La nouvelle loi sur le cumul des mandats interdit d'exercer un mandat parlementaire et un mandat exécutif local (maire, adjoint, président de collectivité). Certains trichent déjà.

Jacques Bompard, maire (Ligue du Sud) d'Orange, va démissionner... pour être réélu
Jacques Bompard, maire (Ligue du Sud) d'Orange, va démissionner... pour être réélu © Maxppp / Vincent Isore

Il y a du mouvement en ce moment à la tête de beaucoup de villes, d'agglomérations ou de départements ! Beaucoup de maires, de présidents de collectivités remettent ou ont remis leur démission, pour suivre les nouvelles règles de la loi sur le cumul des mandats. Plusieurs députés récemment élus ou réélus doivent donc quitter leur ville ou leur département : au total, ils sont 223 à être concernés.

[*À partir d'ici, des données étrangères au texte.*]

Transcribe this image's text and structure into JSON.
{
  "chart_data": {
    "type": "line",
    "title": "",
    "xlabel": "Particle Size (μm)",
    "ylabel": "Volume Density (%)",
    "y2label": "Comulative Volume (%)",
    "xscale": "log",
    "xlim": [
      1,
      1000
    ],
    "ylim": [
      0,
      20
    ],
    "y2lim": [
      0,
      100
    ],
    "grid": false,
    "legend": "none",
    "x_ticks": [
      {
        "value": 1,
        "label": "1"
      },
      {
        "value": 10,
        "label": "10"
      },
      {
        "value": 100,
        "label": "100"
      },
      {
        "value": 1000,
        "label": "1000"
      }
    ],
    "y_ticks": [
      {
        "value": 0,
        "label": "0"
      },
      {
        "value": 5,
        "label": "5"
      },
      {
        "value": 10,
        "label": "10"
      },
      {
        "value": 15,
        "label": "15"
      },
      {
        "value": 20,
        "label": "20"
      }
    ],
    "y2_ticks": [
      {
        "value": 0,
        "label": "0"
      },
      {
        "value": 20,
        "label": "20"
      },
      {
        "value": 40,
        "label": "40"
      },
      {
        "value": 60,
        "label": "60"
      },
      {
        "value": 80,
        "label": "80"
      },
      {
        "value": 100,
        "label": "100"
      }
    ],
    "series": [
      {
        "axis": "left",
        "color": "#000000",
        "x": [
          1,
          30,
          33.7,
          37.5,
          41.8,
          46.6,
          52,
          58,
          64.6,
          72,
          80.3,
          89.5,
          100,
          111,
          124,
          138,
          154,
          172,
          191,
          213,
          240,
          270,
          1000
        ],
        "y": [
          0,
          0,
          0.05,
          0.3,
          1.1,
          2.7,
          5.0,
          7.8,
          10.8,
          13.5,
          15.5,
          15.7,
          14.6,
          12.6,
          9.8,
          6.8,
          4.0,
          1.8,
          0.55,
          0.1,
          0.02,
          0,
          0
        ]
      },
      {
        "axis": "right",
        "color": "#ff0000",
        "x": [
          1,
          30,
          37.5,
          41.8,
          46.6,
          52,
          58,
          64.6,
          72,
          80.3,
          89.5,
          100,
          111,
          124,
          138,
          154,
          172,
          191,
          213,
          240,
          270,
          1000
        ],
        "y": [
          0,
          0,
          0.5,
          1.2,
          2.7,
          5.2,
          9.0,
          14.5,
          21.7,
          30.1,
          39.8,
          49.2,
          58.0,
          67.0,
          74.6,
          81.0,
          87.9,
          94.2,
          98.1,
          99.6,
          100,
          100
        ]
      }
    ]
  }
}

Le problème, c'est que concrètement, ils ne passent pas complètement la main. Ils restent conseillers municipaux ou départementaux et s'arrangent souvent pour continuer à tirer les ficelles. On se souvient que c'est ce qu'avait notamment fait Christian Estrosi à la mairie de Nice.

Évidemment, au micro, difficile de leur faire avouer qu'ils vont continuer à tout contrôler et parfois, il faut une bonne dose de langue de bois pour se justifier. Parmi ceux contraints d'abandonner leur mandat de maire ou de président de département, on trouve ainsi Yves Jégo (qui dit "rester attentif aux affaires de la commune", sans être "un maire bis"), Daniel Fasquelle (qui évoque "une répartition différente des rôles" tout en assurant que ses administrés sont "très heureux qu'il reste dans l'équipe") ou Damien Abad (qui "ne croit pas que ce soit une bonne idée de vouloir tirer les ficelles" mais "ne croit pas que ce soit non plus une bonne idée de déserter").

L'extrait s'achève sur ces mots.